EDIT: MP3s consist of multiple frames, each of which can be of a different bit rate (VBR). Track length is calculated from the bit rate of each of these frames, rather than the length itself being stored. If you want the bit rate reliably, you'd need two get the whole file and get the bit rate of each of the frames. It may be possible to grab the first few KB of the file and read the bit rate from the first frame, but this is not always at the same point in the file (e.g. due to position of ID3 tag etc.).
I'm using TabLib for extraction, but i need to know how many bytes should i download from the mp3 file, in order to be able to extract TagLib.
I've looked into mp3 specs, but i didn't found anything relevant.

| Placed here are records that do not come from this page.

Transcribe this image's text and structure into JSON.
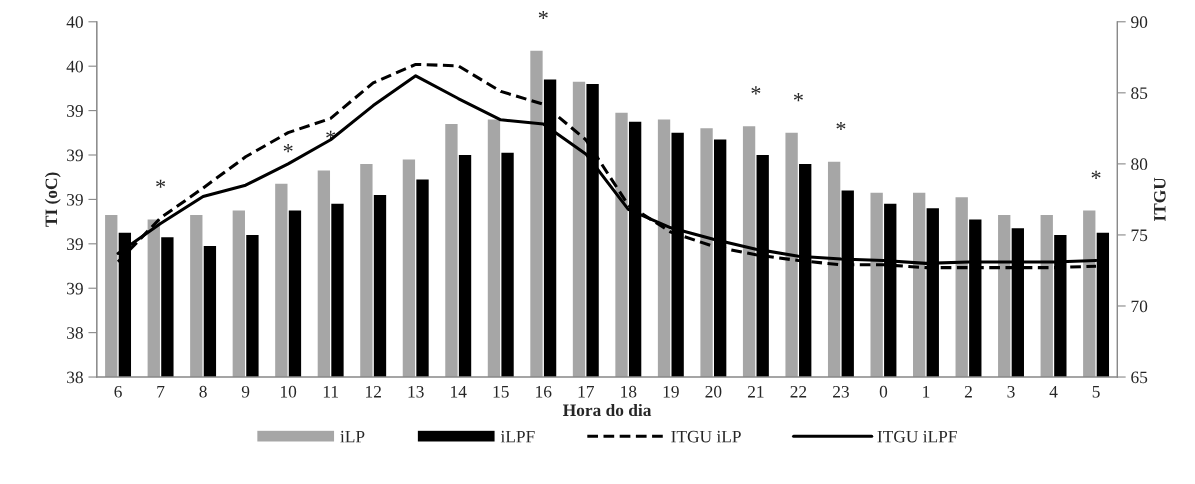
{
  "chart_data": {
    "type": "bar",
    "xlabel": "Hora do dia",
    "ylabel": "TI (oC)",
    "y2label": "ITGU",
    "categories": [
      "6",
      "7",
      "8",
      "9",
      "10",
      "11",
      "12",
      "13",
      "14",
      "15",
      "16",
      "17",
      "18",
      "19",
      "20",
      "21",
      "22",
      "23",
      "0",
      "1",
      "2",
      "3",
      "4",
      "5"
    ],
    "series": [
      {
        "name": "iLP",
        "color": "#a6a6a6",
        "values": [
          38.93,
          38.91,
          38.93,
          38.95,
          39.07,
          39.13,
          39.16,
          39.18,
          39.34,
          39.36,
          39.67,
          39.53,
          39.39,
          39.36,
          39.32,
          39.33,
          39.3,
          39.17,
          39.03,
          39.03,
          39.01,
          38.93,
          38.93,
          38.95
        ]
      },
      {
        "name": "iLPF",
        "color": "#000000",
        "values": [
          38.85,
          38.83,
          38.79,
          38.84,
          38.95,
          38.98,
          39.02,
          39.09,
          39.2,
          39.21,
          39.54,
          39.52,
          39.35,
          39.3,
          39.27,
          39.2,
          39.16,
          39.04,
          38.98,
          38.96,
          38.91,
          38.87,
          38.84,
          38.85
        ]
      },
      {
        "name": "ITGU iLP",
        "type": "line",
        "axis": "y2",
        "line_style": "dashed",
        "color": "#000000",
        "values": [
          73.1,
          76.2,
          78.3,
          80.5,
          82.2,
          83.2,
          85.7,
          87.0,
          86.9,
          85.1,
          84.2,
          81.7,
          77.1,
          75.2,
          74.2,
          73.6,
          73.2,
          72.9,
          72.9,
          72.7,
          72.7,
          72.7,
          72.7,
          72.8
        ]
      },
      {
        "name": "ITGU iLPF",
        "type": "line",
        "axis": "y2",
        "line_style": "solid",
        "color": "#000000",
        "values": [
          73.7,
          75.8,
          77.7,
          78.5,
          80.0,
          81.7,
          84.1,
          86.2,
          84.6,
          83.1,
          82.8,
          80.7,
          76.8,
          75.5,
          74.7,
          74.0,
          73.5,
          73.3,
          73.2,
          73.0,
          73.1,
          73.1,
          73.1,
          73.2
        ]
      }
    ],
    "ylim": [
      38.2,
      39.8
    ],
    "yticks": [
      {
        "value": 38.2,
        "label": "38"
      },
      {
        "value": 38.4,
        "label": "38"
      },
      {
        "value": 38.6,
        "label": "39"
      },
      {
        "value": 38.8,
        "label": "39"
      },
      {
        "value": 39.0,
        "label": "39"
      },
      {
        "value": 39.2,
        "label": "39"
      },
      {
        "value": 39.4,
        "label": "39"
      },
      {
        "value": 39.6,
        "label": "40"
      },
      {
        "value": 39.8,
        "label": "40"
      }
    ],
    "y2lim": [
      65,
      90
    ],
    "y2ticks": [
      65,
      70,
      75,
      80,
      85,
      90
    ],
    "annotations": [
      {
        "text": "*",
        "x": "7",
        "y": 38.91
      },
      {
        "text": "*",
        "x": "10",
        "y": 39.07
      },
      {
        "text": "*",
        "x": "11",
        "y": 39.13
      },
      {
        "text": "*",
        "x": "16",
        "y": 39.67
      },
      {
        "text": "*",
        "x": "21",
        "y": 39.33
      },
      {
        "text": "*",
        "x": "22",
        "y": 39.3
      },
      {
        "text": "*",
        "x": "23",
        "y": 39.17
      },
      {
        "text": "*",
        "x": "5",
        "y": 38.95
      }
    ],
    "grid": false,
    "legend": "bottom"
  }
}
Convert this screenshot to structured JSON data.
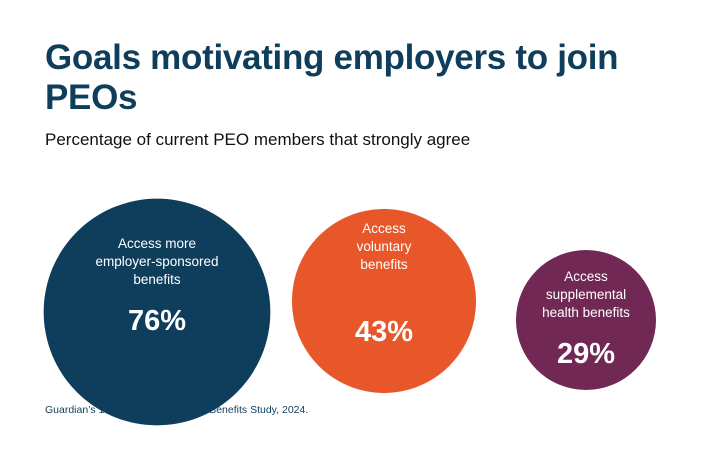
{
  "chart_data": {
    "type": "bubble",
    "title": "Goals motivating employers to join PEOs",
    "subtitle": "Percentage of current PEO members that strongly agree",
    "categories": [
      "Access more employer-sponsored benefits",
      "Access voluntary benefits",
      "Access supplemental health benefits"
    ],
    "label_lines": [
      [
        "Access more",
        "employer-sponsored",
        "benefits"
      ],
      [
        "Access",
        "voluntary",
        "benefits"
      ],
      [
        "Access",
        "supplemental",
        "health benefits"
      ]
    ],
    "values": [
      76,
      43,
      29
    ],
    "value_labels": [
      "76%",
      "43%",
      "29%"
    ],
    "colors": [
      "#0f3d5c",
      "#e8572a",
      "#722855"
    ],
    "source": "Guardian’s 13th Annual Workplace Benefits Study, 2024."
  }
}
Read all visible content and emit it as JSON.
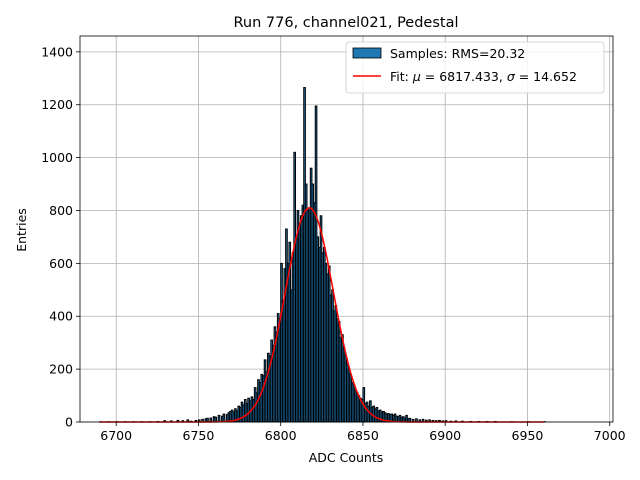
{
  "chart_data": {
    "type": "bar",
    "title": "Run 776, channel021, Pedestal",
    "xlabel": "ADC Counts",
    "ylabel": "Entries",
    "xlim": [
      6678,
      7002
    ],
    "ylim": [
      0,
      1460
    ],
    "xticks": [
      6700,
      6750,
      6800,
      6850,
      6900,
      6950,
      7000
    ],
    "yticks": [
      0,
      200,
      400,
      600,
      800,
      1000,
      1200,
      1400
    ],
    "grid": true,
    "legend_position": "top-right",
    "legend": [
      {
        "label": "Samples: RMS=20.32",
        "kind": "patch",
        "color": "#1f77b4"
      },
      {
        "label_prefix": "Fit: ",
        "mu_symbol": "μ",
        "mu_text": " = 6817.433, ",
        "sigma_symbol": "σ",
        "sigma_text": " = 14.652",
        "kind": "line",
        "color": "#ff0000"
      }
    ],
    "histogram": {
      "bin_width": 1,
      "bins": [
        [
          6690,
          1
        ],
        [
          6695,
          1
        ],
        [
          6700,
          1
        ],
        [
          6705,
          1
        ],
        [
          6710,
          1
        ],
        [
          6715,
          1
        ],
        [
          6720,
          1
        ],
        [
          6725,
          2
        ],
        [
          6729,
          5
        ],
        [
          6733,
          4
        ],
        [
          6737,
          6
        ],
        [
          6740,
          5
        ],
        [
          6743,
          8
        ],
        [
          6745,
          3
        ],
        [
          6748,
          6
        ],
        [
          6750,
          8
        ],
        [
          6752,
          10
        ],
        [
          6754,
          12
        ],
        [
          6755,
          14
        ],
        [
          6757,
          15
        ],
        [
          6759,
          20
        ],
        [
          6760,
          18
        ],
        [
          6762,
          25
        ],
        [
          6764,
          22
        ],
        [
          6765,
          30
        ],
        [
          6767,
          28
        ],
        [
          6768,
          35
        ],
        [
          6769,
          40
        ],
        [
          6770,
          45
        ],
        [
          6771,
          38
        ],
        [
          6772,
          50
        ],
        [
          6773,
          42
        ],
        [
          6774,
          60
        ],
        [
          6775,
          55
        ],
        [
          6776,
          75
        ],
        [
          6777,
          65
        ],
        [
          6778,
          85
        ],
        [
          6779,
          70
        ],
        [
          6780,
          90
        ],
        [
          6781,
          80
        ],
        [
          6782,
          95
        ],
        [
          6783,
          85
        ],
        [
          6784,
          130
        ],
        [
          6785,
          110
        ],
        [
          6786,
          160
        ],
        [
          6787,
          150
        ],
        [
          6788,
          180
        ],
        [
          6789,
          175
        ],
        [
          6790,
          235
        ],
        [
          6791,
          190
        ],
        [
          6792,
          260
        ],
        [
          6793,
          250
        ],
        [
          6794,
          310
        ],
        [
          6795,
          290
        ],
        [
          6796,
          360
        ],
        [
          6797,
          340
        ],
        [
          6798,
          410
        ],
        [
          6799,
          390
        ],
        [
          6800,
          600
        ],
        [
          6801,
          460
        ],
        [
          6802,
          580
        ],
        [
          6803,
          730
        ],
        [
          6804,
          600
        ],
        [
          6805,
          680
        ],
        [
          6806,
          500
        ],
        [
          6807,
          640
        ],
        [
          6808,
          1020
        ],
        [
          6809,
          700
        ],
        [
          6810,
          800
        ],
        [
          6811,
          750
        ],
        [
          6812,
          780
        ],
        [
          6813,
          820
        ],
        [
          6814,
          1265
        ],
        [
          6815,
          900
        ],
        [
          6816,
          800
        ],
        [
          6817,
          810
        ],
        [
          6818,
          960
        ],
        [
          6819,
          900
        ],
        [
          6820,
          830
        ],
        [
          6821,
          1195
        ],
        [
          6822,
          700
        ],
        [
          6823,
          660
        ],
        [
          6824,
          780
        ],
        [
          6825,
          640
        ],
        [
          6826,
          660
        ],
        [
          6827,
          600
        ],
        [
          6828,
          560
        ],
        [
          6829,
          590
        ],
        [
          6830,
          480
        ],
        [
          6831,
          500
        ],
        [
          6832,
          420
        ],
        [
          6833,
          440
        ],
        [
          6834,
          390
        ],
        [
          6835,
          380
        ],
        [
          6836,
          320
        ],
        [
          6837,
          330
        ],
        [
          6838,
          280
        ],
        [
          6839,
          250
        ],
        [
          6840,
          220
        ],
        [
          6841,
          200
        ],
        [
          6842,
          180
        ],
        [
          6843,
          150
        ],
        [
          6844,
          140
        ],
        [
          6845,
          120
        ],
        [
          6846,
          110
        ],
        [
          6847,
          100
        ],
        [
          6848,
          90
        ],
        [
          6849,
          85
        ],
        [
          6850,
          130
        ],
        [
          6851,
          70
        ],
        [
          6852,
          75
        ],
        [
          6853,
          60
        ],
        [
          6854,
          80
        ],
        [
          6855,
          55
        ],
        [
          6856,
          60
        ],
        [
          6857,
          50
        ],
        [
          6858,
          55
        ],
        [
          6859,
          42
        ],
        [
          6860,
          45
        ],
        [
          6861,
          38
        ],
        [
          6862,
          40
        ],
        [
          6863,
          35
        ],
        [
          6864,
          30
        ],
        [
          6865,
          32
        ],
        [
          6866,
          28
        ],
        [
          6867,
          30
        ],
        [
          6868,
          25
        ],
        [
          6869,
          30
        ],
        [
          6870,
          22
        ],
        [
          6871,
          20
        ],
        [
          6872,
          25
        ],
        [
          6873,
          18
        ],
        [
          6874,
          20
        ],
        [
          6875,
          15
        ],
        [
          6876,
          25
        ],
        [
          6877,
          12
        ],
        [
          6878,
          14
        ],
        [
          6880,
          10
        ],
        [
          6882,
          12
        ],
        [
          6884,
          8
        ],
        [
          6886,
          10
        ],
        [
          6888,
          7
        ],
        [
          6890,
          8
        ],
        [
          6892,
          6
        ],
        [
          6894,
          5
        ],
        [
          6896,
          6
        ],
        [
          6898,
          4
        ],
        [
          6900,
          5
        ],
        [
          6903,
          3
        ],
        [
          6906,
          4
        ],
        [
          6910,
          3
        ],
        [
          6915,
          2
        ],
        [
          6920,
          2
        ],
        [
          6925,
          2
        ],
        [
          6930,
          2
        ],
        [
          6940,
          1
        ],
        [
          6950,
          1
        ],
        [
          6960,
          1
        ]
      ]
    },
    "fit": {
      "model": "gaussian",
      "mu": 6817.433,
      "sigma": 14.652,
      "amplitude": 810,
      "x_range": [
        6690,
        6960
      ]
    }
  }
}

In 99% of cases, if you pull down first the first 10 bytes, you'd then have the ID3v2 header, of which the last 4 bytes will be the size of the ID3v2 tag, which will contain the cover art.
The ID3v2 size is a "sync-safe integer", but TagLib has a function to decode that to a normal integer:
TagLib::ID3v2::SynchData::toUInt(const ByteVector &data)
So, basically the algorithm would be:
Grab the first 10 bytes
Sanity check those bytes that they start with "ID3"
Read the last 4 bytes of those 10 and pass them through the function above to get the ID3v2 tag length
Grab that much additional data from the stream
Pass that block of data to TagLib
Extract the cover art
The mp3 specification doesn't really have meta-data like song name, or album art. It's part of id3, and it's normally placed at the end of the file.